Tuesday, September 17, 2019

Heaven, My Home (Highway 59 #2) by Attica Locke: Review

Today is release day for Heaven, My Home by Attica Locke. Absolutely no one is going to be surprised by me saying that I loved this story. Locke writes stories featuring places I know and characters who feel like home for me. There is nothing better for me as a reader than experiencing a story where I recognize the wholeness of the kind of people the characters represent. Attica Locke has given me that gift in every book that she has written.

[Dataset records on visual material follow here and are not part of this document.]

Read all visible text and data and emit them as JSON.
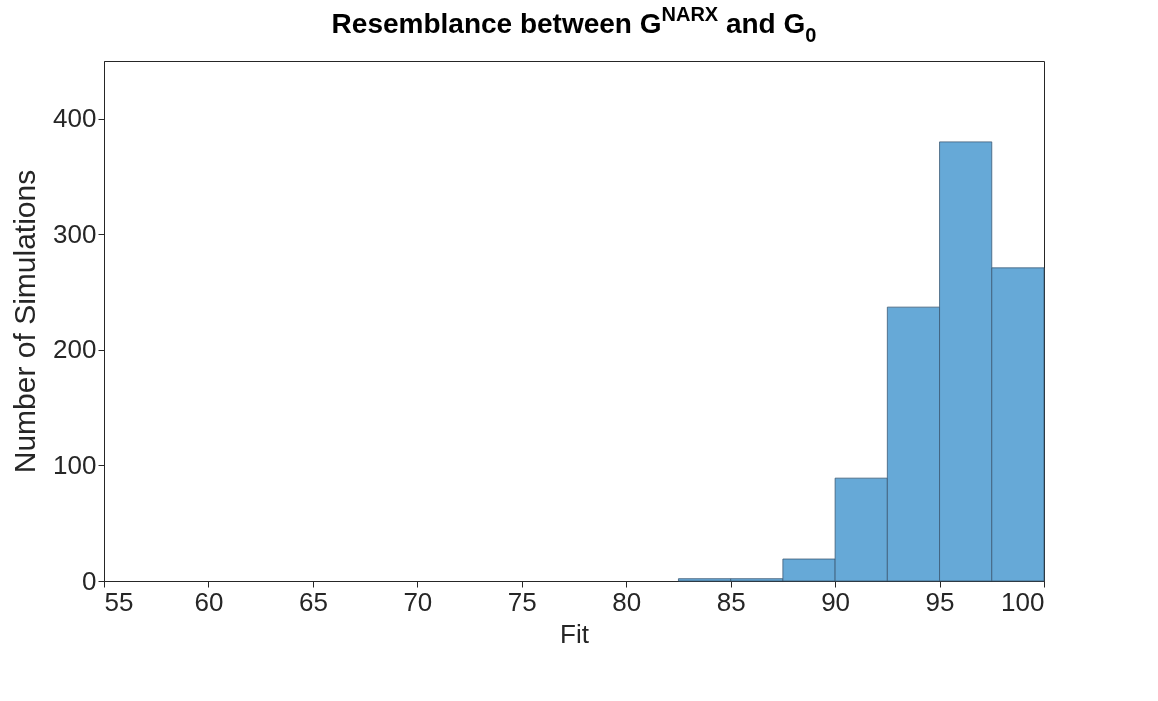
{
  "chart_data": {
    "type": "histogram",
    "title": "Resemblance between G$^{NARX}$ and G$_{0}$",
    "xlabel": "Fit",
    "ylabel": "Number of Simulations",
    "bins": [
      82.5,
      85,
      87.5,
      90,
      92.5,
      95,
      97.5,
      100
    ],
    "values": [
      2,
      2,
      19,
      89,
      237,
      380,
      271
    ],
    "color": "#66a9d7",
    "xlim": [
      55,
      100
    ],
    "xticks": [
      55,
      60,
      65,
      70,
      75,
      80,
      85,
      90,
      95,
      100
    ],
    "ylim": [
      0,
      450
    ],
    "yticks": [
      0,
      100,
      200,
      300,
      400
    ],
    "grid": false
  }
}
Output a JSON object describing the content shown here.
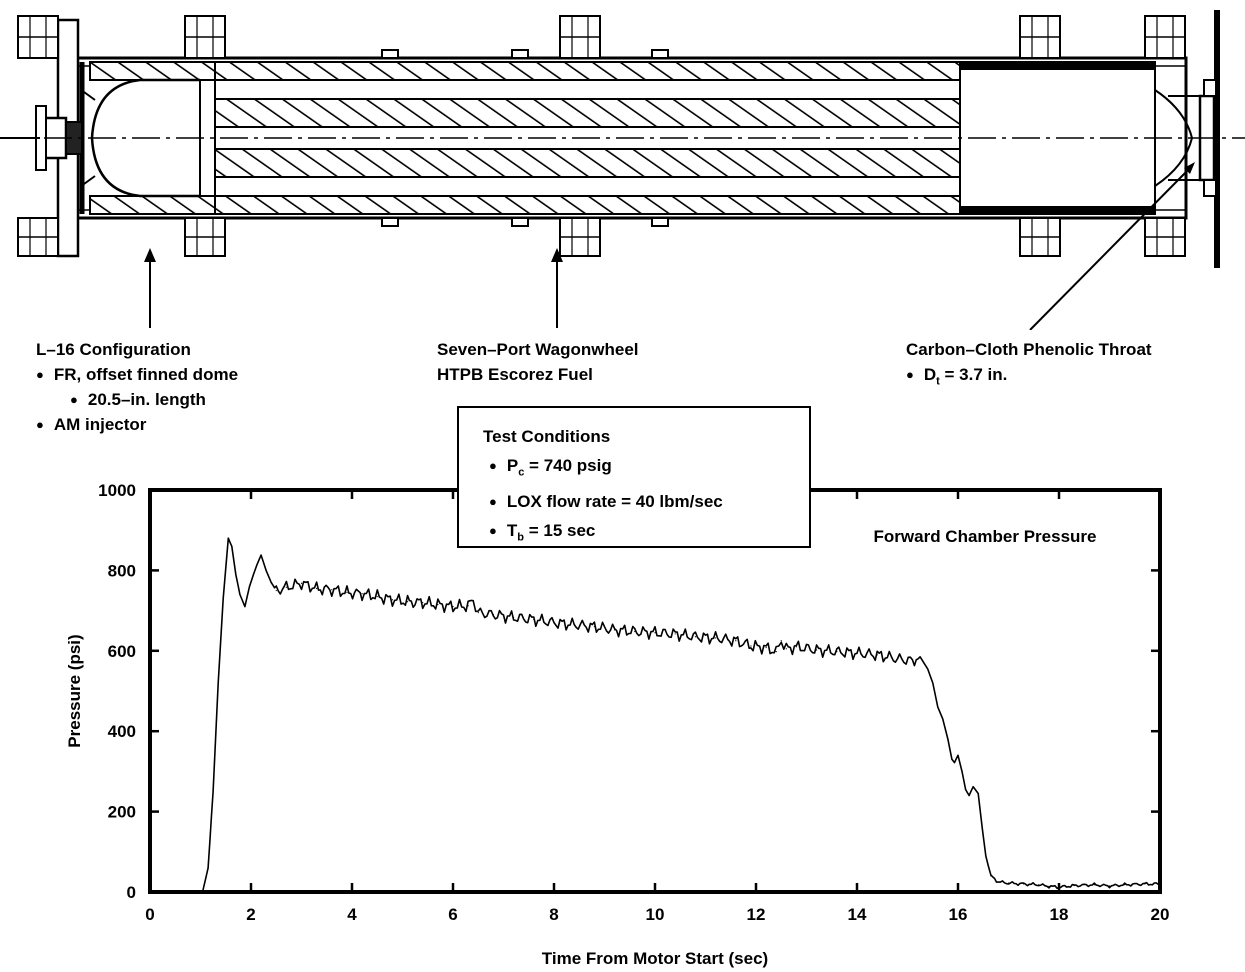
{
  "labels": {
    "config_title": "L–16 Configuration",
    "config_items": [
      "FR, offset finned dome",
      "20.5–in. length",
      "AM injector"
    ],
    "fuel_line1": "Seven–Port Wagonwheel",
    "fuel_line2": "HTPB Escorez Fuel",
    "throat_title": "Carbon–Cloth Phenolic Throat",
    "throat_item_prefix": "D",
    "throat_item_sub": "t",
    "throat_item_rest": " = 3.7 in."
  },
  "test_conditions": {
    "title": "Test Conditions",
    "pc_prefix": "P",
    "pc_sub": "c",
    "pc_rest": " = 740 psig",
    "lox": "LOX flow rate = 40 lbm/sec",
    "tb_prefix": "T",
    "tb_sub": "b",
    "tb_rest": " = 15 sec"
  },
  "chart_data": {
    "type": "line",
    "title": "",
    "annotation": "Forward Chamber Pressure",
    "xlabel": "Time From Motor Start (sec)",
    "ylabel": "Pressure (psi)",
    "xlim": [
      0,
      20
    ],
    "ylim": [
      0,
      1000
    ],
    "xticks": [
      0,
      2,
      4,
      6,
      8,
      10,
      12,
      14,
      16,
      18,
      20
    ],
    "yticks": [
      0,
      200,
      400,
      600,
      800,
      1000
    ],
    "grid": false,
    "series": [
      {
        "name": "",
        "points": [
          [
            1.05,
            5
          ],
          [
            1.15,
            60
          ],
          [
            1.25,
            250
          ],
          [
            1.35,
            520
          ],
          [
            1.45,
            730
          ],
          [
            1.55,
            880
          ],
          [
            1.62,
            860
          ],
          [
            1.7,
            790
          ],
          [
            1.78,
            740
          ],
          [
            1.88,
            710
          ],
          [
            1.97,
            760
          ],
          [
            2.05,
            790
          ],
          [
            2.12,
            815
          ],
          [
            2.2,
            838
          ],
          [
            2.3,
            800
          ],
          [
            2.4,
            770
          ],
          [
            2.5,
            750
          ],
          [
            2.7,
            758
          ],
          [
            3.0,
            768
          ],
          [
            3.3,
            755
          ],
          [
            3.6,
            752
          ],
          [
            3.9,
            745
          ],
          [
            4.2,
            742
          ],
          [
            4.5,
            735
          ],
          [
            4.8,
            727
          ],
          [
            5.1,
            722
          ],
          [
            5.4,
            720
          ],
          [
            5.7,
            715
          ],
          [
            6.0,
            710
          ],
          [
            6.3,
            712
          ],
          [
            6.4,
            725
          ],
          [
            6.5,
            695
          ],
          [
            6.8,
            690
          ],
          [
            7.2,
            683
          ],
          [
            7.6,
            678
          ],
          [
            8.0,
            670
          ],
          [
            8.4,
            665
          ],
          [
            8.8,
            660
          ],
          [
            9.2,
            652
          ],
          [
            9.6,
            648
          ],
          [
            10.0,
            645
          ],
          [
            10.4,
            642
          ],
          [
            10.8,
            635
          ],
          [
            11.2,
            632
          ],
          [
            11.6,
            625
          ],
          [
            11.9,
            612
          ],
          [
            12.2,
            608
          ],
          [
            12.4,
            598
          ],
          [
            12.5,
            625
          ],
          [
            12.6,
            605
          ],
          [
            12.8,
            610
          ],
          [
            13.2,
            602
          ],
          [
            13.6,
            598
          ],
          [
            14.0,
            594
          ],
          [
            14.4,
            590
          ],
          [
            14.8,
            580
          ],
          [
            15.1,
            575
          ],
          [
            15.25,
            585
          ],
          [
            15.4,
            555
          ],
          [
            15.5,
            520
          ],
          [
            15.6,
            460
          ],
          [
            15.7,
            430
          ],
          [
            15.8,
            380
          ],
          [
            15.88,
            330
          ],
          [
            15.93,
            322
          ],
          [
            16.0,
            340
          ],
          [
            16.08,
            300
          ],
          [
            16.15,
            255
          ],
          [
            16.22,
            240
          ],
          [
            16.3,
            262
          ],
          [
            16.4,
            245
          ],
          [
            16.48,
            160
          ],
          [
            16.55,
            90
          ],
          [
            16.65,
            40
          ],
          [
            16.8,
            25
          ],
          [
            17.0,
            22
          ],
          [
            17.3,
            20
          ],
          [
            17.6,
            18
          ],
          [
            17.8,
            14
          ],
          [
            18.0,
            12
          ],
          [
            18.3,
            16
          ],
          [
            18.7,
            18
          ],
          [
            19.0,
            15
          ],
          [
            19.3,
            18
          ],
          [
            19.7,
            20
          ],
          [
            20.0,
            20
          ]
        ]
      }
    ]
  }
}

In this installment the disappearance of a young boy with ties to the Aryan Brotherhood of Texas is the dilemma that drives the story. However Locke, as always, makes this simple mystery much more expansive. Darren faces the rising brazenness of the ugliest and most base natures of people who feel that by being born white they are superior when their very way of moving through the world would say otherwise. As a Texas Ranger Darren has to walk a fine line while dealing with people emboldened to behave in abhorrent ways because of what they see is being accepted by what passes as leadership in America right now; which is more than timely. Expanding on Darren's desire to stay connected to his roots, his mother's betrayal of pretty much everything that a parent should be, a marriage that is being tested when the partners no longer seem to have the same values and goals, and familial relationships that are revered but are being strained by secrets are all woven in and around the central story and it was marvelous.

Locke is one of my favorite authors and Heaven, My Home is added to my favorites list.

***I received an ARC in exchange for an honest review.***

9-year-old Levi King knew he should have left for home sooner; now he's alone in the darkness of vast Caddo Lake, in a boat whose motor just died. A sudden noise distracts him - and all goes dark.

Darren Mathews is trying to emerge from another kind of darkness; after the events of his previous investigation, his marriage is in a precarious state of re-building, and his career and reputation lie in the hands of his mother, who's never exactly had his best interests at heart. Now she holds the key to his freedom, and she's not above a little maternal blackmail to press her advantage.

An unlikely possibility of rescue arrives in the form of a case down Highway 59, in a small lakeside town where the local economy thrives on nostalgia for ante-bellum Texas - and some of the era's racial attitudes still thrive as well. Levi's disappearance has links to Darren's last case, and to a wealthy businesswoman, the boy's grandmother, who seems more concerned about the fate of her business than that of her grandson.

Darren has to battle centuries-old suspicions and prejudices, as well as threats that have been reignited in the current political climate, as he races to find the boy, and to save himself.